For years those who worked in development viewed business and the international capital markets system as the root of the problem for the world’s poor.
But that view is changing and there is now a growing understanding of the negative effects of business on the environment and vulnerable populations – and a realisation that these negative effects have associated costs to business and society as a whole.
Finding solutions
By harnessing the core skills and technical expertise of big business, CARE believes it can begin to find lasting, sustainable solutions.

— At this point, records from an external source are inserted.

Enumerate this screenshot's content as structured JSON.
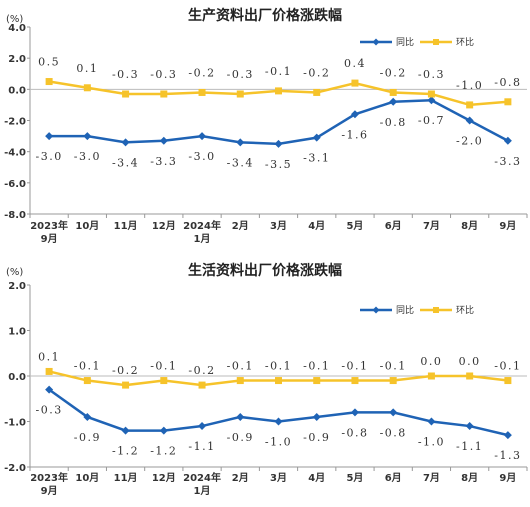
{
  "chart_data": [
    {
      "type": "line",
      "title": "生产资料出厂价格涨跌幅",
      "unit": "(%)",
      "categories": [
        [
          "2023年",
          "9月"
        ],
        [
          "10月"
        ],
        [
          "11月"
        ],
        [
          "12月"
        ],
        [
          "2024年",
          "1月"
        ],
        [
          "2月"
        ],
        [
          "3月"
        ],
        [
          "4月"
        ],
        [
          "5月"
        ],
        [
          "6月"
        ],
        [
          "7月"
        ],
        [
          "8月"
        ],
        [
          "9月"
        ]
      ],
      "ylim": [
        -8.0,
        4.0
      ],
      "yticks": [
        "4.0",
        "2.0",
        "0.0",
        "-2.0",
        "-4.0",
        "-6.0",
        "-8.0"
      ],
      "legend_position": "top-right",
      "series": [
        {
          "name": "同比",
          "color": "#1f63b5",
          "marker": "diamond",
          "values": [
            -3.0,
            -3.0,
            -3.4,
            -3.3,
            -3.0,
            -3.4,
            -3.5,
            -3.1,
            -1.6,
            -0.8,
            -0.7,
            -2.0,
            -3.3
          ],
          "labels": [
            "-3.0",
            "-3.0",
            "-3.4",
            "-3.3",
            "-3.0",
            "-3.4",
            "-3.5",
            "-3.1",
            "-1.6",
            "-0.8",
            "-0.7",
            "-2.0",
            "-3.3"
          ]
        },
        {
          "name": "环比",
          "color": "#f6c32a",
          "marker": "square",
          "values": [
            0.5,
            0.1,
            -0.3,
            -0.3,
            -0.2,
            -0.3,
            -0.1,
            -0.2,
            0.4,
            -0.2,
            -0.3,
            -1.0,
            -0.8
          ],
          "labels": [
            "0.5",
            "0.1",
            "-0.3",
            "-0.3",
            "-0.2",
            "-0.3",
            "-0.1",
            "-0.2",
            "0.4",
            "-0.2",
            "-0.3",
            "-1.0",
            "-0.8"
          ]
        }
      ]
    },
    {
      "type": "line",
      "title": "生活资料出厂价格涨跌幅",
      "unit": "(%)",
      "categories": [
        [
          "2023年",
          "9月"
        ],
        [
          "10月"
        ],
        [
          "11月"
        ],
        [
          "12月"
        ],
        [
          "2024年",
          "1月"
        ],
        [
          "2月"
        ],
        [
          "3月"
        ],
        [
          "4月"
        ],
        [
          "5月"
        ],
        [
          "6月"
        ],
        [
          "7月"
        ],
        [
          "8月"
        ],
        [
          "9月"
        ]
      ],
      "ylim": [
        -2.0,
        2.0
      ],
      "yticks": [
        "2.0",
        "1.0",
        "0.0",
        "-1.0",
        "-2.0"
      ],
      "legend_position": "top-right",
      "series": [
        {
          "name": "同比",
          "color": "#1f63b5",
          "marker": "diamond",
          "values": [
            -0.3,
            -0.9,
            -1.2,
            -1.2,
            -1.1,
            -0.9,
            -1.0,
            -0.9,
            -0.8,
            -0.8,
            -1.0,
            -1.1,
            -1.3
          ],
          "labels": [
            "-0.3",
            "-0.9",
            "-1.2",
            "-1.2",
            "-1.1",
            "-0.9",
            "-1.0",
            "-0.9",
            "-0.8",
            "-0.8",
            "-1.0",
            "-1.1",
            "-1.3"
          ]
        },
        {
          "name": "环比",
          "color": "#f6c32a",
          "marker": "square",
          "values": [
            0.1,
            -0.1,
            -0.2,
            -0.1,
            -0.2,
            -0.1,
            -0.1,
            -0.1,
            -0.1,
            -0.1,
            0.0,
            0.0,
            -0.1
          ],
          "labels": [
            "0.1",
            "-0.1",
            "-0.2",
            "-0.1",
            "-0.2",
            "-0.1",
            "-0.1",
            "-0.1",
            "-0.1",
            "-0.1",
            "0.0",
            "0.0",
            "-0.1"
          ]
        }
      ]
    }
  ]
}
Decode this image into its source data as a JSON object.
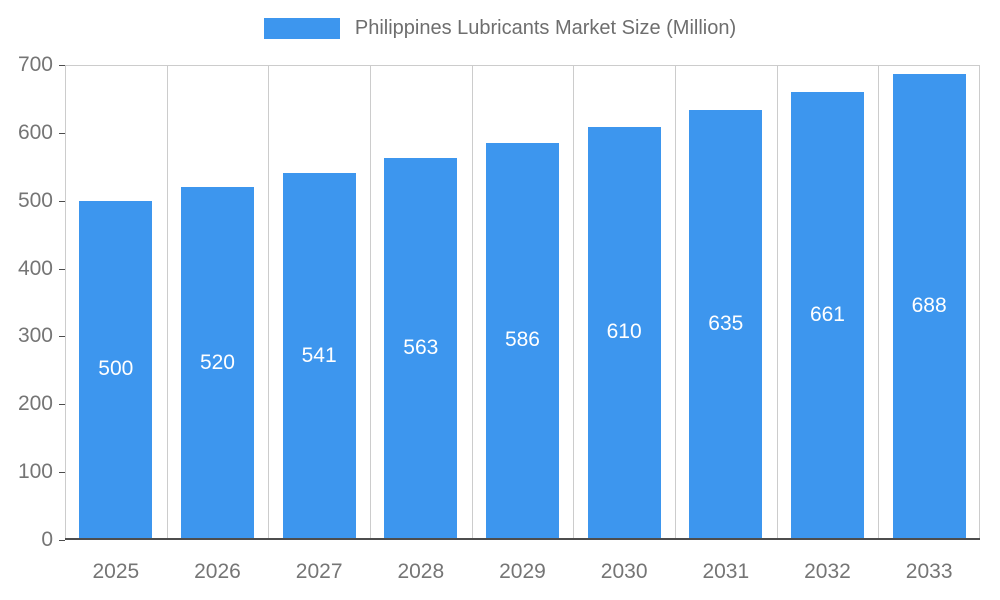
{
  "chart_data": {
    "type": "bar",
    "title": "Philippines Lubricants Market Size (Million)",
    "categories": [
      "2025",
      "2026",
      "2027",
      "2028",
      "2029",
      "2030",
      "2031",
      "2032",
      "2033"
    ],
    "values": [
      500,
      520,
      541,
      563,
      586,
      610,
      635,
      661,
      688
    ],
    "xlabel": "",
    "ylabel": "",
    "ylim": [
      0,
      700
    ],
    "yticks": [
      0,
      100,
      200,
      300,
      400,
      500,
      600,
      700
    ],
    "grid": "vertical",
    "legend_position": "top-center",
    "value_labels_position": "inside-center"
  },
  "legend": {
    "label": "Philippines Lubricants Market Size (Million)"
  },
  "colors": {
    "bar": "#3D96EE",
    "grid": "#CCCCCC",
    "axis_line": "#4D4D4D",
    "tick_text": "#757575",
    "legend_text": "#6E6E6E",
    "value_label_text": "#FFFFFF",
    "background": "#FFFFFF"
  }
}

This is all about using business knowledge, expertise and dynamism and combining this with the knowledge and skills CARE has of engaging with poor communities, understanding their needs and recognising their capacity to be active participants in development solutions.
How does it work?
What began as a few small-scale microfinance schemes is now turning into a totally new model for linking corporate and social sectors.
Another partnership that is benefiting business as well as the poor is the hugely successful VegCARE in Kenya.
They began selling their produce to Vegpro, which supplies western supermarkets with exotic vegetables, and CARE farmers were producing up to 60 percent of its Asian vegetable requirement.
Now many of the aubergines and baby sweetcorn in Tesco and Sainsbury’s have been grown by CARE farmers.
Partnership models can make money for business, thereby giving business an incentive to keep projects going and make the partnership more and more successful.